Small vs Large AI Models & Open vs Closed Approaches

The AI world is having a debate about model size and openness. Should we build massive models or smaller, efficient ones? Should models be open source or proprietary? The answer isn’t black and white.

The Size Question

Clara Shih put it well: “The future of AI will be a combination of both large and small models because of climate impact, as well as for cost and performance reasons.”

Large models like GPT-4 or Claude are impressive. They can handle complex reasoning, write code, and tackle problems across domains. But they’re expensive to run and energy-intensive.

Small models are getting surprisingly good. Models like Llama 2 7B or Mistral 7B can handle many tasks that used to require much larger models. They run faster, cost less, and use less energy. And note, running faster also means lower latency - this is a critical point for many applications, for example in customer service.

The Training vs Inference Energy Problem

Arthur Mensch, CEO of Mistral AI, explains something important: “Most of the compute and energy resources required to run these systems are used at inference time rather than at training time. So you train for a couple of months, and when the models are deployed on many, many GPUs, then the large energy consumption is more linked to the usage than to the training itself.”

This changes how we think about efficiency. Everyone talks about the massive energy cost of training GPT-4 or Claude. But once trained, these models run millions of queries daily. The real energy consumption happens during inference, not training.

Mensch continues: “There are trade-offs between the amount you spend on training and the compression that you can achieve. If you invest more in training, you can make smaller models, achieving the same performance as a larger model with less compute. These smaller models consume less energy to deploy at inference time.”

So the strategy becomes: spend more upfront on training to get smaller, more efficient models that save energy long-term.

Open vs Closed Models

The openness question is separate from size, but equally important. Both approaches have clear advantages.

Open Model Advantages

Open source boosts innovation and drives collaboration. Open models also allow give more transparency, also regarding potential biases - less black box.

Open models let researchers study how AI actually works. They enable smaller companies to build AI products without training models from scratch. They democratize access to AI capabilities.

Closed Model Advantages

Closed models have business and security reasons:

Competitive advantage: Companies remain competitive by protecting their algorithms and unique methodologies. If you spend $100 million training a model, you probably don’t want to give it away for free.

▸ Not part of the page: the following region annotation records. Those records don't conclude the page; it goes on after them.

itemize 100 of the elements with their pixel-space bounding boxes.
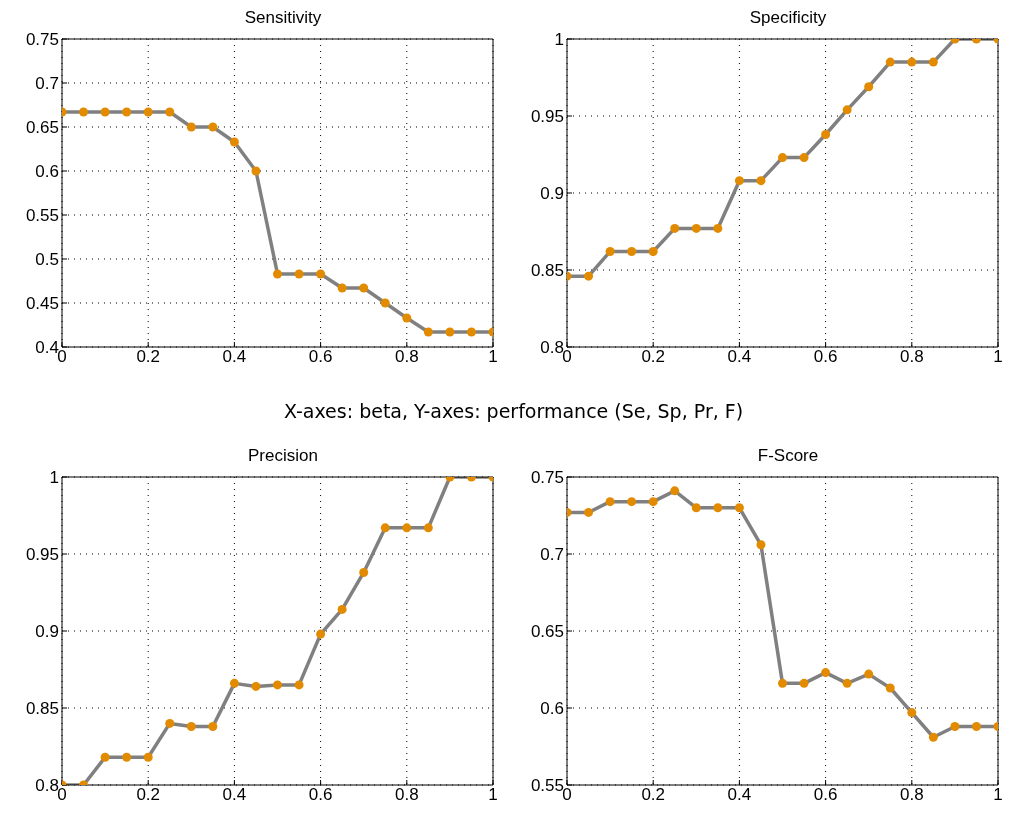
point — [971, 721, 981, 731]
x-tick-label: 0.6 — [813, 347, 838, 367]
point — [165, 718, 175, 728]
x-tick-label: 0.2 — [641, 347, 666, 367]
point — [928, 57, 938, 67]
y-tick-label: 0.9 — [35, 622, 59, 642]
x-tick-label: 0 — [562, 785, 572, 805]
point — [907, 57, 917, 67]
x-tick-label: 0.4 — [222, 785, 247, 805]
y-tick-label: 1 — [49, 468, 59, 488]
point — [842, 105, 852, 115]
x-tick-label: 0.8 — [394, 785, 419, 805]
point — [734, 176, 744, 186]
point — [337, 604, 347, 614]
point — [251, 681, 261, 691]
point — [186, 721, 196, 731]
x-tick-label: 0.4 — [727, 347, 752, 367]
point — [756, 176, 766, 186]
point — [251, 166, 261, 176]
point — [294, 269, 304, 279]
point — [380, 523, 390, 533]
y-tick-label: 1 — [554, 30, 564, 50]
point — [380, 298, 390, 308]
point — [423, 327, 433, 337]
x-tick-label: 0.2 — [136, 785, 161, 805]
point — [648, 247, 658, 257]
x-tick-label: 0.8 — [394, 347, 419, 367]
point — [864, 82, 874, 92]
point — [359, 567, 369, 577]
point — [100, 752, 110, 762]
point — [294, 680, 304, 690]
point — [79, 107, 89, 117]
point — [122, 752, 132, 762]
point — [445, 327, 455, 337]
y-tick-label: 0.75 — [25, 30, 59, 50]
point — [756, 540, 766, 550]
point — [402, 523, 412, 533]
y-tick-label: 0.7 — [540, 545, 564, 565]
point — [691, 223, 701, 233]
y-tick-label: 0.85 — [25, 699, 59, 719]
point — [186, 122, 196, 132]
chart-title: F-Score — [756, 446, 820, 467]
point — [907, 708, 917, 718]
point — [273, 680, 282, 690]
point — [821, 129, 831, 139]
point — [648, 497, 658, 507]
point — [799, 153, 809, 163]
point — [208, 122, 218, 132]
point — [584, 271, 594, 281]
x-tick-label: 0.4 — [222, 347, 247, 367]
point — [950, 721, 960, 731]
x-tick-label: 1 — [488, 785, 498, 805]
point — [229, 678, 239, 688]
chart-title: Specificity — [748, 8, 828, 29]
point — [799, 678, 809, 688]
point — [670, 486, 680, 496]
x-tick-label: 0.2 — [641, 785, 666, 805]
x-tick-label: 0 — [57, 785, 67, 805]
y-tick-label: 0.6 — [540, 699, 564, 719]
point — [928, 732, 938, 742]
point — [273, 269, 282, 279]
point — [691, 503, 701, 513]
x-tick-label: 0.8 — [899, 347, 924, 367]
y-tick-label: 0.95 — [25, 545, 59, 565]
point — [864, 669, 874, 679]
point — [627, 497, 637, 507]
point — [402, 313, 412, 323]
point — [337, 283, 347, 293]
point — [605, 247, 615, 257]
point — [605, 497, 615, 507]
point — [165, 107, 175, 117]
point — [713, 503, 723, 513]
y-tick-label: 0.85 — [530, 261, 564, 281]
point — [229, 137, 239, 147]
point — [713, 223, 723, 233]
point — [670, 223, 680, 233]
point — [143, 752, 153, 762]
y-tick-label: 0.65 — [25, 118, 59, 138]
y-tick-label: 0.45 — [25, 294, 59, 314]
point — [885, 57, 895, 67]
x-tick-label: 1 — [993, 347, 1003, 367]
point — [627, 247, 637, 257]
point — [316, 629, 326, 639]
x-tick-label: 1 — [993, 785, 1003, 805]
point — [778, 678, 787, 688]
x-tick-label: 1 — [488, 347, 498, 367]
y-tick-label: 0.95 — [530, 107, 564, 127]
x-tick-label: 0.4 — [727, 785, 752, 805]
x-tick-label: 0.8 — [899, 785, 924, 805]
y-tick-label: 0.55 — [530, 776, 564, 796]
chart-title: Sensitivity — [243, 8, 323, 29]
x-tick-label: 0.2 — [136, 347, 161, 367]
chart-title: Precision — [247, 446, 319, 467]
point — [100, 107, 110, 117]
point — [584, 507, 594, 517]
y-tick-label: 0.9 — [540, 184, 564, 204]
y-tick-label: 0.5 — [35, 250, 59, 270]
point — [821, 668, 831, 678]
x-tick-label: 0 — [562, 347, 572, 367]
point — [122, 107, 132, 117]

Business sustainability: Closed models support subscription models, which fund continued R&D investments. OpenAI’s revenue from ChatGPT Plus helps fund GPT-5 development.

Security concerns: Open models can be misused by malicious actors. A terrorist organization can’t easily modify GPT-4 to help with dangerous activities, but they could potentially fine-tune an open model for harmful purposes.

What’s Actually Happening

In practice, we’re seeing both approaches work:

Large closed models like GPT-4, Claude, and Gemini are pushing the boundaries of what’s possible. They’re the research frontier.

Smaller open models like Llama 2, Mistral, and Code Llama are making AI accessible to everyone. Startups can build products on top of these without massive infrastructure costs.

Specialized small models are emerging for specific tasks. Instead of using GPT-4 for everything, companies are using smaller models fine-tuned for their specific use case.

To pick up the example I gave earlier, in customer services, particularly voice bots, latency is critical. It must feel “human-like”. Choosing a big model is not necessarily great therefore, although a big model will likely give you more accurate results. So this is trade off.

The Practical Reality

Most businesses will probably use a mix. You might use a large model for complex reasoning tasks and smaller models for simpler tasks like classification or extraction.

The energy efficiency argument favors smaller models for most use cases. The innovation argument favors keeping some models open. The business argument favors keeping some models closed.